ACS318 System Identification

Module Description

Modelling dynamical systems from first principles via Newton’s, Kirchoff’s or other known physical laws is often challenging and costly, requiring substantial expertise. An alternative is offered through “system identification” that takes observations of inputs and outputs from physical systems and infers or estimates a dynamical model directly.
This  module introduces two main ways of thinking about the identification problem, the theoretical framework that underpins them and the algorithms that compute the model estimates. It uses synthetic and real problems to illustrate the process and shows how models can be validated for future use.

Credits: 10 (Autumn semester)

Pre-requisites: ACS221 and ACS214

Module Leader

Professor V KadirkamanathanProfessor Visakan Kadirkamanathan

If you have any questions about the module please talk to me during the lectures or the labs in the first instance. It is likely that other students will learn from any questions you ask as well, so don’t be afraid to ask.

Outside of lectures please contact me via email, or drop by.

Learning Outcomes

Learning Outcomes

By the end of the module students will:

  1. Identify and classify the archetypal parametric and non-parametric paradigms of linear system identification and propose and select appropriate candidate solutions. [SM2m, EA1m, EA2m, EA4m]
  2. Explain the process of system identification and the requirements placed on the signals and systems involved. [SM2m, EA1m, EA4m, D2p, D3m, EP1m]
  3. Derive and solve key classes of system identification problem. [SM2m, SM5m]
  4. Explain and apply suitable theoretical tools for the evaluation of identified models. [SM3m, EA1m]
  5. Design and implement suitable experiments for system identification and interpret results in a critical way. [SM3m, SM5m, EA1m, EA2m, D3m]

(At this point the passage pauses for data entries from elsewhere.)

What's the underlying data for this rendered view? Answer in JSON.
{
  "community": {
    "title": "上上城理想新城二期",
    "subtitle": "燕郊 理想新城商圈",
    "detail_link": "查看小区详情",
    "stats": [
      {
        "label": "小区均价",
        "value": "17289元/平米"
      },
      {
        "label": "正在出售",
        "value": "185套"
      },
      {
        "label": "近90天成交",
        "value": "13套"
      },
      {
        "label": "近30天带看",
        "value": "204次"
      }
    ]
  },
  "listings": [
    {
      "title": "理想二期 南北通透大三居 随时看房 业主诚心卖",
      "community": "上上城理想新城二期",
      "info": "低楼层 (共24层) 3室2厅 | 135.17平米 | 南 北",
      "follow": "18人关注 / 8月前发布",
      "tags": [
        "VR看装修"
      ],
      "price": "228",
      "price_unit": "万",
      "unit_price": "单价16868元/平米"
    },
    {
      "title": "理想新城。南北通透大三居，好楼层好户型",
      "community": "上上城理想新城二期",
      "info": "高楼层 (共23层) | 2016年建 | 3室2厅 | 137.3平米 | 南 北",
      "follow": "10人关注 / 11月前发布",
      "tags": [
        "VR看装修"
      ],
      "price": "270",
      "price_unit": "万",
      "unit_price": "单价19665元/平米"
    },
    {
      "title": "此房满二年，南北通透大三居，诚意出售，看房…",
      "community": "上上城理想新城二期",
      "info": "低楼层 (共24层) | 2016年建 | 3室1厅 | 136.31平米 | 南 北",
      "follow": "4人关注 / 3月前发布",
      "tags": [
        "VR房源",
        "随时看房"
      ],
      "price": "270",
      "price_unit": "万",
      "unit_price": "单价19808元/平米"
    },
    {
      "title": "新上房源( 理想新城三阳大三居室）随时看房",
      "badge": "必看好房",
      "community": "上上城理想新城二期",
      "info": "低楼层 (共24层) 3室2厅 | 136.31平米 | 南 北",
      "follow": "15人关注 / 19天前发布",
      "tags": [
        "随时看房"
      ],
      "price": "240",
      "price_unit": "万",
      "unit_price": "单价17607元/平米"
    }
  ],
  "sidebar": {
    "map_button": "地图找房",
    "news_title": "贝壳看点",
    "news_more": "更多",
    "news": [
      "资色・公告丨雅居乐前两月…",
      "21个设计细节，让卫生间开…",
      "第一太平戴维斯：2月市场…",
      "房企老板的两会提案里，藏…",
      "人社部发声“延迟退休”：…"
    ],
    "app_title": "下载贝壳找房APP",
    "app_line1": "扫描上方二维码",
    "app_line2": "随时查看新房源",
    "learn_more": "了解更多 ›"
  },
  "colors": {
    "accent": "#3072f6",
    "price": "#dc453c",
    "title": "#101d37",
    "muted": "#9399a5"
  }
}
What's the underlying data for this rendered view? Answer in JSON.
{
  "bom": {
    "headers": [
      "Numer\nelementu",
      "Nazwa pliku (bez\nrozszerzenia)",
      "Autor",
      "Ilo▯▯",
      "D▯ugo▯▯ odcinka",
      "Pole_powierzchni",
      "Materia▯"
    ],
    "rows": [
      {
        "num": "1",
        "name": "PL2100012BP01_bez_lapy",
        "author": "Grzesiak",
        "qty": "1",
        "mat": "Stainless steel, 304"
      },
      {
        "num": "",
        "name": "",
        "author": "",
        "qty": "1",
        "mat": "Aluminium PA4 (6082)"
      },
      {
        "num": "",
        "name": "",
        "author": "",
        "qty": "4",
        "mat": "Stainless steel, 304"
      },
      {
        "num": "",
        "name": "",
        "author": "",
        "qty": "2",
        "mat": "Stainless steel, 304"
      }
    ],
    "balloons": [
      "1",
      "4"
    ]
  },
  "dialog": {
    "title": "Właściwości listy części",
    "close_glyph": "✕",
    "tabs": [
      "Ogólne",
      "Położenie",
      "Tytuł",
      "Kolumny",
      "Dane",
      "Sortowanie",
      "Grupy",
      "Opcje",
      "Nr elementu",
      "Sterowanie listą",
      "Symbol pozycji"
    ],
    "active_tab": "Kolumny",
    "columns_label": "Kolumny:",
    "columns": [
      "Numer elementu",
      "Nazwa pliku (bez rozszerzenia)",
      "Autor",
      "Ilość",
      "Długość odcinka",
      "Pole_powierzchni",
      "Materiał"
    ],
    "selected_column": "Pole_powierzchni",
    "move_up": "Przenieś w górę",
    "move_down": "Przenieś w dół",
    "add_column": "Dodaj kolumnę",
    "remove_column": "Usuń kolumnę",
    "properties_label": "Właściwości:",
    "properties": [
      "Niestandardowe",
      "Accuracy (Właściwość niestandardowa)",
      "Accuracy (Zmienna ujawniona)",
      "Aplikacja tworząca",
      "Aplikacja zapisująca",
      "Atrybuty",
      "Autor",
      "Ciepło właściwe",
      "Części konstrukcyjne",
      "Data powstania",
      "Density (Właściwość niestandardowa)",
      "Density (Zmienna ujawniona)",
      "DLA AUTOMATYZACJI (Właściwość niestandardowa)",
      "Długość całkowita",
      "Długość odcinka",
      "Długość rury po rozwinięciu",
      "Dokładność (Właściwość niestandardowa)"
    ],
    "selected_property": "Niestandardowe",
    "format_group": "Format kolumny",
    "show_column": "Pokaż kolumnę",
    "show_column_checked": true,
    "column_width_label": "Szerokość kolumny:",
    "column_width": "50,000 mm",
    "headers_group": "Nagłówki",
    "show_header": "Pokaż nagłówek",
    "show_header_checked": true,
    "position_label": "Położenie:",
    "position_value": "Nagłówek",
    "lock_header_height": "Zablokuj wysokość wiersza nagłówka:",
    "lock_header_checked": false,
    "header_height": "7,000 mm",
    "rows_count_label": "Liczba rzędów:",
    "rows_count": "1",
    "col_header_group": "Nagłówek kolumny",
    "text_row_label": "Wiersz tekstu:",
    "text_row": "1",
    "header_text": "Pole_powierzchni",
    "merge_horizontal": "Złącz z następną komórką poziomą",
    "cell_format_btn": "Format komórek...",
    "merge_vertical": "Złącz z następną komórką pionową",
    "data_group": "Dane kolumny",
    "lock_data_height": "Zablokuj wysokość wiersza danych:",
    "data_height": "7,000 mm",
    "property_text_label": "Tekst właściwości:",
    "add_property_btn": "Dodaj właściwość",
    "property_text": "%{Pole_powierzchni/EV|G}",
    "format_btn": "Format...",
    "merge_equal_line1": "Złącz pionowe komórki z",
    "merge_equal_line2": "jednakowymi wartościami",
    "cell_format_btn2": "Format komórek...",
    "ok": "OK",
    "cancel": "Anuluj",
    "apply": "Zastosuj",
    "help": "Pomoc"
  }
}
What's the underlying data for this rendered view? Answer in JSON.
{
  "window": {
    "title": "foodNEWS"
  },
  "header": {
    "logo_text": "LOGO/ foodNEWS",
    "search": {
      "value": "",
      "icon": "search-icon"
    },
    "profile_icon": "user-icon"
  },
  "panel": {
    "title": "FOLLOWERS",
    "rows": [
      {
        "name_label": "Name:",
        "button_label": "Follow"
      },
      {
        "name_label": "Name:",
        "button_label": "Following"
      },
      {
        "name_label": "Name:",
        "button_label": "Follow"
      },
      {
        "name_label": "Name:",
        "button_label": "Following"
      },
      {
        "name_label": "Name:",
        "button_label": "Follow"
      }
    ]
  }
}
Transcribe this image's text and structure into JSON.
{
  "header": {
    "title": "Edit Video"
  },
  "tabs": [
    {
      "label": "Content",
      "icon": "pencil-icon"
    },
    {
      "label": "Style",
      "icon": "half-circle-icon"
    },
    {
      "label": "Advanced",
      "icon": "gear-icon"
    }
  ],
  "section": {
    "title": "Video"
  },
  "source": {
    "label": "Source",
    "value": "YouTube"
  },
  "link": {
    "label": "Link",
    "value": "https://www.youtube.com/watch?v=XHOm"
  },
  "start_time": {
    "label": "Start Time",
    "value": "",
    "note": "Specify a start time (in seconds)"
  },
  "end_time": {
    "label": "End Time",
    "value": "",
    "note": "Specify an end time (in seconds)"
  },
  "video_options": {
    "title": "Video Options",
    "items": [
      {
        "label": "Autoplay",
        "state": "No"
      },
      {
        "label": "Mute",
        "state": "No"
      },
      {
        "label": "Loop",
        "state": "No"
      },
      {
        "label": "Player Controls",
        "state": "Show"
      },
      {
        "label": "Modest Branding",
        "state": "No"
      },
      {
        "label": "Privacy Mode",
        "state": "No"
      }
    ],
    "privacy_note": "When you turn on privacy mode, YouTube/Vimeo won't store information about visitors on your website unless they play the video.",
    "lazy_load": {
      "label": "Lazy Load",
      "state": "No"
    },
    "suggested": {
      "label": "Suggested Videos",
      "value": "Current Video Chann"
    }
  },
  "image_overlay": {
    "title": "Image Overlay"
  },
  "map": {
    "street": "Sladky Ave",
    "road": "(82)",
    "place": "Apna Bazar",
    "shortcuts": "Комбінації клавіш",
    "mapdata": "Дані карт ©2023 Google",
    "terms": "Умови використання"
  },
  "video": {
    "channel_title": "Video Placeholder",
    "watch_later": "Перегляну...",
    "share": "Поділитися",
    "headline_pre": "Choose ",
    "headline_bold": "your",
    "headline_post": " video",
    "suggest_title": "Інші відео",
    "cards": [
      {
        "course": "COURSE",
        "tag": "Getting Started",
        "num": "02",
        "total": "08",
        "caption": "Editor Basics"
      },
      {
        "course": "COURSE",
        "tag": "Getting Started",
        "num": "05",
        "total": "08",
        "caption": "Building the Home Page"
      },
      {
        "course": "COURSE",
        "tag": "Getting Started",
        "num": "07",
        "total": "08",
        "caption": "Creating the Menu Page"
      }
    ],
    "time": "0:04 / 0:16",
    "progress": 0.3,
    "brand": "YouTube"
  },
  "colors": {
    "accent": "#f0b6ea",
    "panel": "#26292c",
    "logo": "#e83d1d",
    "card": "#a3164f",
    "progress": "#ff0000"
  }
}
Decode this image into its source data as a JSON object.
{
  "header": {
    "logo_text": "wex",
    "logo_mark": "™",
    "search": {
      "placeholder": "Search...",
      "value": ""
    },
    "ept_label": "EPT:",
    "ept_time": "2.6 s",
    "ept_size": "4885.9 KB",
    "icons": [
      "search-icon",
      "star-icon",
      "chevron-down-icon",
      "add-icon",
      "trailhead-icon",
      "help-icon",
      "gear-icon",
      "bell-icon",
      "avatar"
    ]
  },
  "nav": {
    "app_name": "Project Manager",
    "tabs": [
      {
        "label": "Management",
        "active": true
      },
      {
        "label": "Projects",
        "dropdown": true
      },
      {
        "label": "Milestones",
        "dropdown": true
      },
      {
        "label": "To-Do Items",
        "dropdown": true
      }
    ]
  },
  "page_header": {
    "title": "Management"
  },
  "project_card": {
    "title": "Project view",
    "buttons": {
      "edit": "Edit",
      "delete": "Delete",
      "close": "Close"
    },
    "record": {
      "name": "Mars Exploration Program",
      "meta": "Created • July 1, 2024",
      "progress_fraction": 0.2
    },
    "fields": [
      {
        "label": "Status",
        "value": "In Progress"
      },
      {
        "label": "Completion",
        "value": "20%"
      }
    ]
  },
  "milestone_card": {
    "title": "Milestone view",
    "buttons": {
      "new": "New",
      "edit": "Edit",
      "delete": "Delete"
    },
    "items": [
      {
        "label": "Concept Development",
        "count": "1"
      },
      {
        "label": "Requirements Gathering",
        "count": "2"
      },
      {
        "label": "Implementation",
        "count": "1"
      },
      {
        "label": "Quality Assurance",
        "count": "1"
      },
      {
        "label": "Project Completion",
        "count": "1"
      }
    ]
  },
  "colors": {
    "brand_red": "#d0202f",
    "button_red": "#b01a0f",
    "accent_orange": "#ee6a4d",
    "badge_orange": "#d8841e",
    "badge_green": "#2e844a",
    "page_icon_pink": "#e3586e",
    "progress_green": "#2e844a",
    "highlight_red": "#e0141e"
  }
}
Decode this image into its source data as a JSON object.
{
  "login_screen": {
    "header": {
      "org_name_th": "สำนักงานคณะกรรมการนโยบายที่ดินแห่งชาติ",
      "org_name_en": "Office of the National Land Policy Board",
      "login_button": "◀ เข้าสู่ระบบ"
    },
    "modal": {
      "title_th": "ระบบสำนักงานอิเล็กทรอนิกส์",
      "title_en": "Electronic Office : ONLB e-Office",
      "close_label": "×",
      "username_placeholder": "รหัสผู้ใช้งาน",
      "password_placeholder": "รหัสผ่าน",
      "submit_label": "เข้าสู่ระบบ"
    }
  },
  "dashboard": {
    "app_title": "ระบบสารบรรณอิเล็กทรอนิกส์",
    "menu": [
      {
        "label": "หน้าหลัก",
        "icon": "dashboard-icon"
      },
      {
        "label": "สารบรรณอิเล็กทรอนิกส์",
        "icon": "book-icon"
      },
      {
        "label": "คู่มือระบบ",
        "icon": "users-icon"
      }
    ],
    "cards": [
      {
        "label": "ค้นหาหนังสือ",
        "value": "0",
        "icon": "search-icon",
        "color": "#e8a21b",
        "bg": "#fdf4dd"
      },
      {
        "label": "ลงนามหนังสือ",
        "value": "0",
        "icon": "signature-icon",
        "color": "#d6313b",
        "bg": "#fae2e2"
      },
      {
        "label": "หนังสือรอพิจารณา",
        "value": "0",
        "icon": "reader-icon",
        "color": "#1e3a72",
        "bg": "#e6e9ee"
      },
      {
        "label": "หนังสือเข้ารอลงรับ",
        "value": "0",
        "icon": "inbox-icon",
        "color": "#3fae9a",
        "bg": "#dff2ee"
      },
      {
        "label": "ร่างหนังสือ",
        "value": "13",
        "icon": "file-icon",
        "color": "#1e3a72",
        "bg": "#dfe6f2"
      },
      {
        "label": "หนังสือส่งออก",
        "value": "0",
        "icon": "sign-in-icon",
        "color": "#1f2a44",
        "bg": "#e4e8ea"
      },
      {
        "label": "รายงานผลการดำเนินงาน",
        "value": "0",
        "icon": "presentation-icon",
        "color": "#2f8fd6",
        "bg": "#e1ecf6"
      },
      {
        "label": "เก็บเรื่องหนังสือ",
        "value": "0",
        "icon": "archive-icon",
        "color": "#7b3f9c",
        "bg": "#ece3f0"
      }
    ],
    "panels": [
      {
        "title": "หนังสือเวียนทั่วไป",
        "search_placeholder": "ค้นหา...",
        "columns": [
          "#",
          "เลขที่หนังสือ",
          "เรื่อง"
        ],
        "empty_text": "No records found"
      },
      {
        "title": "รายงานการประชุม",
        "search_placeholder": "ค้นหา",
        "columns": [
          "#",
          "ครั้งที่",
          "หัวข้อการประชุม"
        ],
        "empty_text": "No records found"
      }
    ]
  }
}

This module satisfies the AHEP3 (Accreditation of Higher Education Programmes, Third Edition) Learning Outcomes that are listed in brackets after each learning outcome above. For further details on AHEP3 Learning Outcomes, see the downloads section of our accreditation webpage.

Syllabus

Syllabus

1. Introduction to system identification
2. Stochastic processes, correlation functions and power spectra
3. Nonparametric identification and pseudo random binary sequences
4. Introduction to parameter estimation and parametric models
5. Estimation theory and least squares algorithm
6. Unbiased estimation methods
7. Time series analysis and forecasting
8. Recursive estimation
9. Model validation, model selection
10. MIMO and nonlinear systems identification

Teaching Methods

Learning and Teaching Methods

18 hours of lectures (9 x 2 hour lecture slots)
+ 2 hours tutorials
+ 2 x 2 hour labs = 4 hours of laboratory

Teaching Materials

Learning and Teaching Materials

All teaching materials will be available via MOLE.

Assessment

Assessment

One two hour written examination
No resit examination is available for this module.

Students are given a formative (unassessed) problem class in week 6 in which they will attempt Matlab demonstrations with full code. Students are encouraged to repeat the formative assessment individually.

Feedback

Feedback

You will have an opportunity to view marked Exam Scripts once Exam results have been confirmed by the Faculty and released to students. The date of this Review session will be announced by the Departmental Office.

You will be able to look at the exam paper and a sample solution on the MOLE page for this module. The paper and solution will be available after the exam period.

Student Evaluation

Student Evaluation

Students are encouraged to provide feedback during the module direct to the lecturer. Students will also have the opportunity to provide formal feedback via the Faculty of Engineering Student Evaluation Survey at the end of the module.

Recommended Reading

Recommended Reading

• Rolf Iserman and Marco Munchhof, “Identification of Dynamic Systems”, Springer, 2011.
• Lennart J Ljung, “System Identification: Theory for the User”, Prentice-Hall (2nd ed), 1999.
• Stephen A Billings, “Nonlinear System Identification: NARMAX Methods in the Time, Frequency, and Spatio-Temporal Domains”, Wiley, 2013.